Mungkin ini cara berkomunikasiku disaat hujan menyapa bumi, mendengungkan dongeng klasik pengantar tidur. Lima tahun perjalanan menyambut doa penuh semoga. Nada-nada riang, kesedihan ataupun kegelisahan menjadi letupan pertama diakhir pekan.
Semilir angin menyapu beringin bersama ranting-ranting yang beradu merdu. Begitu juga senja akan berganti bulan diiringi orkes bintang malam. Aku selalu bertemu secangkir kopi menjelang detik awal aku meninggalkan kotamu. Kisahmu tak akan mudah aku lupakan semua berbaur menjadi roman dan kusimpan dalam mimpi diperaduaan ujung malam. Dingin menyelimuti, mengulum senyum kasat mata tak sengaja kenangan saling sapa dan kita berdialog tanpa kata.
Layaknya sebuah film disetiap chapter dimainkan mundur, smua mengingatkanku dari selembar catatanku pada setiap langkahku. Kemudian aku selipkan diantara halaman diari terakhirku hingga waktunya nanti aku ingin seperti bumi yang selalu dicumbu tangis langit bersama edelwis yang setia menungguku.

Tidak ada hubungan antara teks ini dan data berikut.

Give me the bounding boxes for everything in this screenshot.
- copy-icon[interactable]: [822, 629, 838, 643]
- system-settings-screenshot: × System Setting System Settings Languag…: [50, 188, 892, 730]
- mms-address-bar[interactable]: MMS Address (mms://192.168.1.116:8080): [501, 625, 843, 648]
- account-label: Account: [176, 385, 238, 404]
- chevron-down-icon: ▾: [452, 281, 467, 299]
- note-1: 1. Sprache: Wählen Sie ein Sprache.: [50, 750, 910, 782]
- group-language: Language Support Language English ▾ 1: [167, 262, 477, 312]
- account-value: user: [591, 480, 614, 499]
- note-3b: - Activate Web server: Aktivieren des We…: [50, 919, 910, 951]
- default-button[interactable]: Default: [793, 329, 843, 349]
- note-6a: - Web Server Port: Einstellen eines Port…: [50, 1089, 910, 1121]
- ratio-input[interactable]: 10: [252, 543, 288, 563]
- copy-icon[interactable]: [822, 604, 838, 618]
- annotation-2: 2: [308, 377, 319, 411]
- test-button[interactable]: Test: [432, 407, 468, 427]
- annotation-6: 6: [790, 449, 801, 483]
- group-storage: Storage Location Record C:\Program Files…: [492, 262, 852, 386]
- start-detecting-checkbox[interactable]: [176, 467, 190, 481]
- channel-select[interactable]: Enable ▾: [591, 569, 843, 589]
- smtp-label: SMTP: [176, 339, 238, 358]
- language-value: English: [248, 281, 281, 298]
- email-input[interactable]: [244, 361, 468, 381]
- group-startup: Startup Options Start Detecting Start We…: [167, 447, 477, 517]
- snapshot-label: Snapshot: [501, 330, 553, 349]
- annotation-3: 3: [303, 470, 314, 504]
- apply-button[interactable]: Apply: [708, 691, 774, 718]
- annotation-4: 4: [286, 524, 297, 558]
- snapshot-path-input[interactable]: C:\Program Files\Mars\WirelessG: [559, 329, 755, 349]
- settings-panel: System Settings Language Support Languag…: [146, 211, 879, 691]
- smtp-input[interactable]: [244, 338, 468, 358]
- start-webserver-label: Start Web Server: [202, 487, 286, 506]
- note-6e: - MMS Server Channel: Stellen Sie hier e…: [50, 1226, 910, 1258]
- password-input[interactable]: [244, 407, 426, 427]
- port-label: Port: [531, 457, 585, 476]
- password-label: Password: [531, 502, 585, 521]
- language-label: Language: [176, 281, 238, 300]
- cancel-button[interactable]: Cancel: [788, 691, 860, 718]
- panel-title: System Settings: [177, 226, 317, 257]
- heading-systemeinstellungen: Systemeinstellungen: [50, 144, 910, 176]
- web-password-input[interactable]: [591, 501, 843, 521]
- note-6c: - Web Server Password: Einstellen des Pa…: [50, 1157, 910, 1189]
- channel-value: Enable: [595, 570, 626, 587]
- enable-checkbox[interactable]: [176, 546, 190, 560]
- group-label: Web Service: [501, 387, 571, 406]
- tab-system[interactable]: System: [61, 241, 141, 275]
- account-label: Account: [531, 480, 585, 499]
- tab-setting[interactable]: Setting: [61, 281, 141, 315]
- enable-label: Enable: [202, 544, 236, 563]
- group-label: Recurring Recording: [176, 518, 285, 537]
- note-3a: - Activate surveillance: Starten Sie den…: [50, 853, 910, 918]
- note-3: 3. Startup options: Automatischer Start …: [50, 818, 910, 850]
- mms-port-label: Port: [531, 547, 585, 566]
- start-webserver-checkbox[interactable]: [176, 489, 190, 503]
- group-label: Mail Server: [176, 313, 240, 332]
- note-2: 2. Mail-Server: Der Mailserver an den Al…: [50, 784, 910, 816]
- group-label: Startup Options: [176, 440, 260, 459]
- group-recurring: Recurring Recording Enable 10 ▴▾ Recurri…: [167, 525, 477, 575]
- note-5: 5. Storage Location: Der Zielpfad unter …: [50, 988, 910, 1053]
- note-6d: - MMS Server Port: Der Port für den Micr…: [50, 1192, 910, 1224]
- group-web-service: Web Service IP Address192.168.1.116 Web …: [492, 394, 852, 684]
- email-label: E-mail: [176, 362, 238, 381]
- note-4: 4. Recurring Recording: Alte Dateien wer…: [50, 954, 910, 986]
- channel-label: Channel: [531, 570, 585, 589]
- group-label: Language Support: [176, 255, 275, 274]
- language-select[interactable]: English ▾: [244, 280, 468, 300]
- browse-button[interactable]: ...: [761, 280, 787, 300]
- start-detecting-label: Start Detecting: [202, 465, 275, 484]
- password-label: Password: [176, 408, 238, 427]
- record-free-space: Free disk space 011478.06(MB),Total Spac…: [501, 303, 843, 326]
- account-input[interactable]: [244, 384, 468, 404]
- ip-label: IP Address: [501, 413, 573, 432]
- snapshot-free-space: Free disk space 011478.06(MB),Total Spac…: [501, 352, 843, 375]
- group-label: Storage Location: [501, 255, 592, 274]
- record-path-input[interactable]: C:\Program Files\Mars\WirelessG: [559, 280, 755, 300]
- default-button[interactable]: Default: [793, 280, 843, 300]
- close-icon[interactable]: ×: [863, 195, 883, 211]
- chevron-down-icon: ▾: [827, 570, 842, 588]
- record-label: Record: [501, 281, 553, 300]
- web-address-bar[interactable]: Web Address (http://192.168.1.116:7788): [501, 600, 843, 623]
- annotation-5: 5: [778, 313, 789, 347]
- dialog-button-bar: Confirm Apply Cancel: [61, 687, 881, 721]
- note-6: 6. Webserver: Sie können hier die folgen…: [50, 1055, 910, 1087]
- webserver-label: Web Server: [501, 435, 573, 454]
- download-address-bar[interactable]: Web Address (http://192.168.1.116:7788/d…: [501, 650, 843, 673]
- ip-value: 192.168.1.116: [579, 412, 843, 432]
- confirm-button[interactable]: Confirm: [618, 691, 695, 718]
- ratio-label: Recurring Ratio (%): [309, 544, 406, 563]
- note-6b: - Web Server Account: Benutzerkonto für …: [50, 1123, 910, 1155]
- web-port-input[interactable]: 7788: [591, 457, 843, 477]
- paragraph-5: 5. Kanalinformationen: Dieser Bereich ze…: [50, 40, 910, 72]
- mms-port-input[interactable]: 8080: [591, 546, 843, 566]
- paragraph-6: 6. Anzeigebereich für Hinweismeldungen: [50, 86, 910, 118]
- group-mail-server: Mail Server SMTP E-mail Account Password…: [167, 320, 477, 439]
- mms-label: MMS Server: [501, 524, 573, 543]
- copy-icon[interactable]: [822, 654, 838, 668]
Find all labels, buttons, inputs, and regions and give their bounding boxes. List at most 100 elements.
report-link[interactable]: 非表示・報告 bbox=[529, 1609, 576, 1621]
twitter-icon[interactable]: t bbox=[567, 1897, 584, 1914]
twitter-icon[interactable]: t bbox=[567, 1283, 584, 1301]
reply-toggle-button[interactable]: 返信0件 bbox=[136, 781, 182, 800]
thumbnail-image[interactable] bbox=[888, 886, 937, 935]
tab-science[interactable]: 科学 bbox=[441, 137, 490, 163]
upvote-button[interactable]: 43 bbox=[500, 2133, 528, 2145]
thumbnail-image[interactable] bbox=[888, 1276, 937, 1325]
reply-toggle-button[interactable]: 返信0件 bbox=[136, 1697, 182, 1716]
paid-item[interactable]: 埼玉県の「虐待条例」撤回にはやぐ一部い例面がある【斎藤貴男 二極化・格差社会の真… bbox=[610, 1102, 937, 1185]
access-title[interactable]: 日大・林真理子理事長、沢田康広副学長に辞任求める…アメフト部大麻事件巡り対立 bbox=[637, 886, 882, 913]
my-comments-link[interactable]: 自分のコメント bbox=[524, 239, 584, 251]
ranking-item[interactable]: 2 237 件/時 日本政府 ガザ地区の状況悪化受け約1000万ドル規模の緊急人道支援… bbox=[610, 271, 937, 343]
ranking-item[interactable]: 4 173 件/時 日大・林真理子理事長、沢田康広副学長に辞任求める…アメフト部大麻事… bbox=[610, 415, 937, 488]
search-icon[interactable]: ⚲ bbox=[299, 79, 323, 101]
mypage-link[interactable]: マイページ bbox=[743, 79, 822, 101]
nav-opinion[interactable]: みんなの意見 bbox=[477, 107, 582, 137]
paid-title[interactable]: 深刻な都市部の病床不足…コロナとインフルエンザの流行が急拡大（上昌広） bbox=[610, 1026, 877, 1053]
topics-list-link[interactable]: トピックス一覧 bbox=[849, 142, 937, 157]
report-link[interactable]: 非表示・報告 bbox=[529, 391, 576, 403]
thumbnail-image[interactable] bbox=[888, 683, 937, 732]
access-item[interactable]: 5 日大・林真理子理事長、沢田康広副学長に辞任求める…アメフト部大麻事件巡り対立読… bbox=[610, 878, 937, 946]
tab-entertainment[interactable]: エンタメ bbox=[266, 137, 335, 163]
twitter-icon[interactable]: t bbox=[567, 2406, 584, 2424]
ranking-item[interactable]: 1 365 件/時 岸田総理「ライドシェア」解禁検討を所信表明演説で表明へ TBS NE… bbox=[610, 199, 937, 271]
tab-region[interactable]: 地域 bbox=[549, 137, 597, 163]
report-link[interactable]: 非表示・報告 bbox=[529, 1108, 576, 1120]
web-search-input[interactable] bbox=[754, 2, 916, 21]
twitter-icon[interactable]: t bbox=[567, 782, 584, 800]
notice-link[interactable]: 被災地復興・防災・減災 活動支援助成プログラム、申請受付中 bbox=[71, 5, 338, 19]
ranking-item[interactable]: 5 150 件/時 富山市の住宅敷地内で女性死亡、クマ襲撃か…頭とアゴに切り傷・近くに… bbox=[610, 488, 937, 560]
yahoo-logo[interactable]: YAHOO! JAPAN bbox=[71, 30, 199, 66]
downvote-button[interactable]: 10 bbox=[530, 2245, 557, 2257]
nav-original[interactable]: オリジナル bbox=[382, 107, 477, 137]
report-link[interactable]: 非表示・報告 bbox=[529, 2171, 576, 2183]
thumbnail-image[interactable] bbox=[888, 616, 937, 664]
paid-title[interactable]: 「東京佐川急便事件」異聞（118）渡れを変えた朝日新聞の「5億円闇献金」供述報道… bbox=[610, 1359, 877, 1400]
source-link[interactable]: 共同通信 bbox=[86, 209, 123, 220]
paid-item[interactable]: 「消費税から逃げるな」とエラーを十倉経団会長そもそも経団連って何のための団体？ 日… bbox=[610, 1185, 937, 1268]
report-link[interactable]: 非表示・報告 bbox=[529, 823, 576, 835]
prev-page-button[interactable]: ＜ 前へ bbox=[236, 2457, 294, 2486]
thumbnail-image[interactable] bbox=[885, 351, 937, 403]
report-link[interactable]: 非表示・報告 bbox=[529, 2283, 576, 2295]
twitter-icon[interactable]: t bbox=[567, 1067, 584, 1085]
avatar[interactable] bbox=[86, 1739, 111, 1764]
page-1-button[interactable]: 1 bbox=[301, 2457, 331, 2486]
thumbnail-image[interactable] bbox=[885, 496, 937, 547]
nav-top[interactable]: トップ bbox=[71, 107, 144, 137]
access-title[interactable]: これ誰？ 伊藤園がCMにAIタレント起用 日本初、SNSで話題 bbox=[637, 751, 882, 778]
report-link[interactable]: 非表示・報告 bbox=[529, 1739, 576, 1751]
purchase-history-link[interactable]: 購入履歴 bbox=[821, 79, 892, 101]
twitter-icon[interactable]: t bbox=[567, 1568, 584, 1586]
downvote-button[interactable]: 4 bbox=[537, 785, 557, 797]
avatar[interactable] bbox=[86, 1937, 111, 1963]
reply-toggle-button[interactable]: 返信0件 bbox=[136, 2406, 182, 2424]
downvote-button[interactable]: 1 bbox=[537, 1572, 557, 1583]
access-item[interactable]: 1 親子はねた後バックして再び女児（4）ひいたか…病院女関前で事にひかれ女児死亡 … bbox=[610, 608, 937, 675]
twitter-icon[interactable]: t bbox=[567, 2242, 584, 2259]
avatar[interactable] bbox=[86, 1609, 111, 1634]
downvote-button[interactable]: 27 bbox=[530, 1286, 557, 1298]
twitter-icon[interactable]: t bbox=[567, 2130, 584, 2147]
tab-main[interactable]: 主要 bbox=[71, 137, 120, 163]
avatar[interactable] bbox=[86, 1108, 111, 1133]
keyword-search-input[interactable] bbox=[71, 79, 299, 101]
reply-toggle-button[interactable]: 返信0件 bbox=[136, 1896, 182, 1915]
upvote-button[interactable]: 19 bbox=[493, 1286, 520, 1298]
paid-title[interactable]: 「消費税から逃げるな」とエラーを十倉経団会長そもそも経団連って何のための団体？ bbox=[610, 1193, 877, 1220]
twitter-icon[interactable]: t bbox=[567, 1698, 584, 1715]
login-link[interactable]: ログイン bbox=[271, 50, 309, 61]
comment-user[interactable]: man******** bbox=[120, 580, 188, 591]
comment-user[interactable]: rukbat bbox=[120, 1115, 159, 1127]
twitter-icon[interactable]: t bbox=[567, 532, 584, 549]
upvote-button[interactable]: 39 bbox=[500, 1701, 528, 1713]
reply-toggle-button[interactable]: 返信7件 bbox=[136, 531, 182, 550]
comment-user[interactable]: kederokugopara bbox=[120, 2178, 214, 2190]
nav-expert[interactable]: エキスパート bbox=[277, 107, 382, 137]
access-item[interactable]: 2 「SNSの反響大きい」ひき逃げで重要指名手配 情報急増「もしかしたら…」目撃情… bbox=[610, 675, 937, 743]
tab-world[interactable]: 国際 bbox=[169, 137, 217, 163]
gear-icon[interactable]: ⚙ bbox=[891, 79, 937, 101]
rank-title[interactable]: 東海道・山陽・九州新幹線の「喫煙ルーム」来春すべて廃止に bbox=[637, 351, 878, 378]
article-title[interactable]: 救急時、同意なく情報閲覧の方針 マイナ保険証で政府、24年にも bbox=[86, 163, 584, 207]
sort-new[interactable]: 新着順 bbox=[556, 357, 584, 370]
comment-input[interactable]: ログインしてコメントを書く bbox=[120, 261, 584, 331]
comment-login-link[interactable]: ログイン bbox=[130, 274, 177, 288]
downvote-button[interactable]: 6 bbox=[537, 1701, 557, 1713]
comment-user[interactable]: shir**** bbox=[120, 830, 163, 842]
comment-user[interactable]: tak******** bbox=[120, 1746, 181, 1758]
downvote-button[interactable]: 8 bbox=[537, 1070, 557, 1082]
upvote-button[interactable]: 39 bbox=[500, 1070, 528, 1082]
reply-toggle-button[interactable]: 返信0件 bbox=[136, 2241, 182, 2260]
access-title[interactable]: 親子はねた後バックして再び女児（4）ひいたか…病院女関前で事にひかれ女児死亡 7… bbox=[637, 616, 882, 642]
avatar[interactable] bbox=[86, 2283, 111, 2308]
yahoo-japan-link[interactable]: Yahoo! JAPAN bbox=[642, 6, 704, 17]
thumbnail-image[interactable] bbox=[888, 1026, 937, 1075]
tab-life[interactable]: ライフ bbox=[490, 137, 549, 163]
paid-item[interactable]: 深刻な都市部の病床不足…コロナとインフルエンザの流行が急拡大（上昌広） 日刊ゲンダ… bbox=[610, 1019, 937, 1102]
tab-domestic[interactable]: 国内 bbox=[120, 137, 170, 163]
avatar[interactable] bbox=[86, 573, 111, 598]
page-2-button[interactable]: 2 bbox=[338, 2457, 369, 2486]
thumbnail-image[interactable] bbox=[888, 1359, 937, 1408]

Ketahuilah, aku mengantarkanmu pada suatu titik yang diam-diam selalu kau rindukan”. Sayup-sayup masih terdengar lantunan nada itu dari kejauhan. Dan aku pun sudah berlayar jauh ke dalam dunia tanpa batas hingga saatnya kita akan sampai pada sesuatu yang pernah terjadi, pernah dilalui dan pernah kita temui.